The BOP increase associated with metabolic decompensation occurs because hyperglycemia promotes excess glucose in the bloodstream and consequently in the body’s tissues [3]. This increase in glucose induces mitochondria to undergo an increase in stress and respiratory burst [3, 5]. This reaction can activate several pro-inflammatory mediator cascades. Advanced glycation end-products (AGEs) also form, which bind to their receptor, RAGE, activating a pro-inflammatory events cascade [3]. This cascade can exacerbate several inflammatory diseases, including periodontitis [3].

In this study, no improvement of glycemic control was observed in relation to the use of ILIB-M. Individuals who received ILIB-M showed no glycemic control improvement, with Hb1Ac being maintained at 8.15%.

Kazemikhoo and Ansari [9] conducted a study evaluating the efficacy of unmodified ILIB for glycemic control in patients with type II diabetes and found a 190 ± 17 reduction in the baseline to 165 ± 20 in T1 regarding the plasma glucose level reduction (p = 0.0018) [9]. In the Kazemikhoo and Ansari [21] study, T1 assessment was performed immediately after the ILIB application without assessing the treatment longevity. However, the present study found results different to those of Kazemikhoo and Ansari [21], with an increase in fasting blood glucose values in patients who received ILIB-M from 133.50 mg/dl at baseline to 154.00 mg/dl. This difference in findings can be justified by the variation of the techniques used in the studies by Kazemikhoo and Ansari [21] and Kazemikhoo et al. [9].

Kazemikhoo and Ansari [21] and Kazemikhoo et al. [9] used the unmodified ILIB technique. In this technique, peripheral venous access is recommended for laser application directly to blood cells [8, 9, 11, 14, 15, 22]. In the present study, the ILIB-M technique was used, where the laser is applied through the epidermis with a bracelet aid located at the height of the radial artery to irradiate blood cells [14, 15].
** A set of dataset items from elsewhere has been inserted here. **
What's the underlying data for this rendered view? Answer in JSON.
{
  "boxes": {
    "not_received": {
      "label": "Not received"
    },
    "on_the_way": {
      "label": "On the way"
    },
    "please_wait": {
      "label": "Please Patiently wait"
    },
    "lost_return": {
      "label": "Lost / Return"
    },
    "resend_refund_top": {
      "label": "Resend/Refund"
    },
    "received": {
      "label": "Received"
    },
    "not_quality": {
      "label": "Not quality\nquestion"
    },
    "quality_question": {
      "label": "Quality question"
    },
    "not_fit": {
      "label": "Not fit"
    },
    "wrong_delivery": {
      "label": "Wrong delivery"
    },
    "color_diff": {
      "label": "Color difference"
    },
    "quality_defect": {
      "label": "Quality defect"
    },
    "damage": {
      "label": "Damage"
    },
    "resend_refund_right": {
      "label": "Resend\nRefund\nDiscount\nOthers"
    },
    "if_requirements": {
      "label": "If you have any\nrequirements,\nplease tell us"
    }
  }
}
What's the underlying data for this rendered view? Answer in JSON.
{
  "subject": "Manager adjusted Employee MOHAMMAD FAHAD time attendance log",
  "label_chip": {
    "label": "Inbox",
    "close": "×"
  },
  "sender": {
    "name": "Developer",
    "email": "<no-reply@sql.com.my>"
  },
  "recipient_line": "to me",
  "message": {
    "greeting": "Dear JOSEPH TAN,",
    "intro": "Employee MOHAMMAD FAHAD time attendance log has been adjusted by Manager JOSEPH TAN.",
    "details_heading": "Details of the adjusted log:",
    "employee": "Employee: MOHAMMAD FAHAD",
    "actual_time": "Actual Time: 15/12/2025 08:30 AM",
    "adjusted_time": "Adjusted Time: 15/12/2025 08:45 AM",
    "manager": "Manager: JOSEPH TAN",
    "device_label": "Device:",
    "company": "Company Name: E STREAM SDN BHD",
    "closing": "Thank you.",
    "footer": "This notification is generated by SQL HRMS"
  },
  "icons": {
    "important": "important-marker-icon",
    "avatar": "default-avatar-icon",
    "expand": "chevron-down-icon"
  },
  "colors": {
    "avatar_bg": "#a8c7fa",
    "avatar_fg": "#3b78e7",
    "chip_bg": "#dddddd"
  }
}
During this study, some limitations may have interfered with the final outcome, such as the lack of standardization in medical treatment for type II diabetes mellitus. The patients in this study were treated by different doctors, and the treatment for this clinical condition depends on the individual preference of each professional. Another possible study limitation may be related to the low rate of patient adherence to medical treatment for diabetes, either using the appropriate medication or reducing sugar consumption.

During the application of ILIB-M, it was observed that the patient may have performed small movements of their arm which can interfere with light absorption by the target cells, causing losses in the final result.

Patients with darker skin present a complex melanin chain, causing greater laser light absorption with little reflection [22]. Due to this characteristic, burns on the skin of these patients may occur [22, 23, 24]. For this reason, we suggest an application time of 15 min, according to the laser manufacturer’s recommendation, for dark-skinned patients. In our study, we excluded a dark-skinned patient because she presented with a skin burn after 30 min of ILIB application, characterized by hyperpigmented lesion with area of central excoriation and presence of a healing crust.

Future studies are needed that include an evaluation of SOD levels in various tissues and body fluids to assess the real ILIB-M effect in the chronic process reduction.

Conclusion

In conclusion, the use of the Modified ILIB technique did not provide a statistically significant improvement when comparing the periodontal parameters GBI, BOP, PD, and CAL and glycemic control, through Hb1Ac and fasting glycemia over 4 months. However, periodontal treatment was efficient in improving VPI, GBI, BOP, PD, and CAL in diabetic individuals, which reinforces the importance of controlling periodontitis in this population.